Deutsche Telekom-led consortium demos multi-supplier non-real-time RAN optimisation

Just as rivals across Europe were announcing key evolutions in their roadmaps for the advancement of open radio access network technology in their newest networks, comms giant Deutsche Telekom has revealed an ongoing commitment to the development of Open RAN technology, by announcing details of a multi-supplier trial around programmable radio access networks that it said demonstrates the potential of a non-real-time RAN Intelligent Controller (RIC) and a third-party RAN applications (rApp) concept to automate and optimise disaggregated RAN.

The RIC, a software-defined component of the Open RAN architecture, is responsible for controlling and optimising RAN function behaviour, and enables fast onboarding of rApps that automate and optimise RAN operations at scale. It also supports innovative use cases while providing lower introduction time and ultimately lower total cost of ownership, as well as enhancements to customers’ quality of experience (QoE).

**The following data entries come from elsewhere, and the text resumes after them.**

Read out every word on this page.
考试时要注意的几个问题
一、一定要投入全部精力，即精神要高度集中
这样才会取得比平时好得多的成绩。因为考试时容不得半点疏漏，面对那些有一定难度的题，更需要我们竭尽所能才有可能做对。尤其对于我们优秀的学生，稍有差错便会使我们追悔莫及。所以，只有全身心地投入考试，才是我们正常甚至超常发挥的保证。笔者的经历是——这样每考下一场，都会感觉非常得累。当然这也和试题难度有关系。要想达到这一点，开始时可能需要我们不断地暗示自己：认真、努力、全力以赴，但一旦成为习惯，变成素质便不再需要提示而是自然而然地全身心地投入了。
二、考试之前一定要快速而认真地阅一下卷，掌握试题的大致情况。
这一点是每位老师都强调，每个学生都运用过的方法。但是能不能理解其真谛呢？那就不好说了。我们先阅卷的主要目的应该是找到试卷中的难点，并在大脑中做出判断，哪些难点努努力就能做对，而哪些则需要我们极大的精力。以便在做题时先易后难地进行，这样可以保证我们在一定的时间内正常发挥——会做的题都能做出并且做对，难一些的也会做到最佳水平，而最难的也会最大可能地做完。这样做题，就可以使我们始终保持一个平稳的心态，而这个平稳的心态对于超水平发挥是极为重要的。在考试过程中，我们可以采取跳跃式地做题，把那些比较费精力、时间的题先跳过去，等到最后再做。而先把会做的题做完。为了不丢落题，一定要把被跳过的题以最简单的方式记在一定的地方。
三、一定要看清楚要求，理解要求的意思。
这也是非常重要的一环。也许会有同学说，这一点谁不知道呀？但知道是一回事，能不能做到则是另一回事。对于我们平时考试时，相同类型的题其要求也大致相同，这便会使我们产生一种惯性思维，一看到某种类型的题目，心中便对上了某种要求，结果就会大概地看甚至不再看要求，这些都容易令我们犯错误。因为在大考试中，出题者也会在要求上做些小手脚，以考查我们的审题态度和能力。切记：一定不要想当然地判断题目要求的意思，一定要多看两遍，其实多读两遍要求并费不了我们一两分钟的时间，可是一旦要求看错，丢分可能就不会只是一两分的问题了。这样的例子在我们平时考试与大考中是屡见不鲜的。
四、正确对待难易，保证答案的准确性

Specifically, the telco and partners AirHop, Juniper Networks, VIAVI Solutions and VMware have been working on a non-RT RIC project that brings intelligence, agility and programmability to disaggregated radio access networks and enables rApps that can perform closed-loop automation and optimisation of RAN elements and resources.

To date, the partners have completed a RAN closed-loop optimisation proof of concept (PoC) in Deutsche Telekom’s lab environment in a multi-supplier setup based on specifications from orchestration, management and network automation, and edge computing services platform ONAP and RAN operators’ alliance O-RAN. Closed loop rApp algorithms were onboarded and deployed on partners’ Non-RT RIC.

During the PoC, partners successfully executed two use cases: physical cell identifier (PCI) optimisation focused on the detection and resolution of PCI confusion and collision scenarios; and energy savings for dynamic multi-carrier management (ESMC) using an artificial intelligence and machine learning (AI/ML) model, trained to determine the optimum time to enable and disable sleep-mode on capacity cells to save energy while maintaining user quality of experience.

Initial tests were performed in a real end-to-end lab setup using a small O-RAN network to validate end-to-end configuration and performance management integration for a real network environment. Most tests were executed on a more complex network setup using an O1 network emulator (RIC tester) to validate rApp logic and stress test the RIC components to benchmark the various solutions.

As part of the setup, Deutsche Telekom provided a self-developed SMO framework along with a Non-RT RIC offering based on the O-RAN SC Non-RT RIC. Juniper Networks and VMware integrated their Non-RT RIC products into DT’s SMO framework while AirHop integrated two rApps for PCI optimisation and ESMC as each Non-RT RI VIAVI provided their RIC tester to emulate the O1 interface.

However, Deutsche Telekom cautioned that the multi-supplier integration of Non-RT RIC, rApps and SMO introduces challenges that must be addressed, and that the multi-supplier framework presents integration issues to solve.

However, the telco said the PoC has also shown from a high-level perspective that the adoption of the SMO, Non-RT RIC and rApp framework is promising in how it allows for the decoupling of optimisation algorithm development, the supporting platform development and the system integration, so that components from different parties can form a truly disaggregated RAN optimisation concept.

“With this PoC, we set out to assess the technical integration complexity of the components delivered by each party, the level of customisation required, to gauge the maturity of products and to identify potential future standardisation requirements,” said Petr Ledl, vice-president and head of network trials and the integration lab at Deutsche Telekom (DT).

“At DT, our primary focus is always on driving innovation to support the best customer experience. The RIC and rApps are key to programmability, automation and optimisation in radio access networks. Taking the learnings from this successful trial, we will now continue the work with our ecosystem partners to accelerate Non-RT RIC/rApp development towards production readiness.”

A detailed outline of these challenges, as well as customisations and future standardisation requirements, plus areas of further focus, are detailed in a trial White Paper.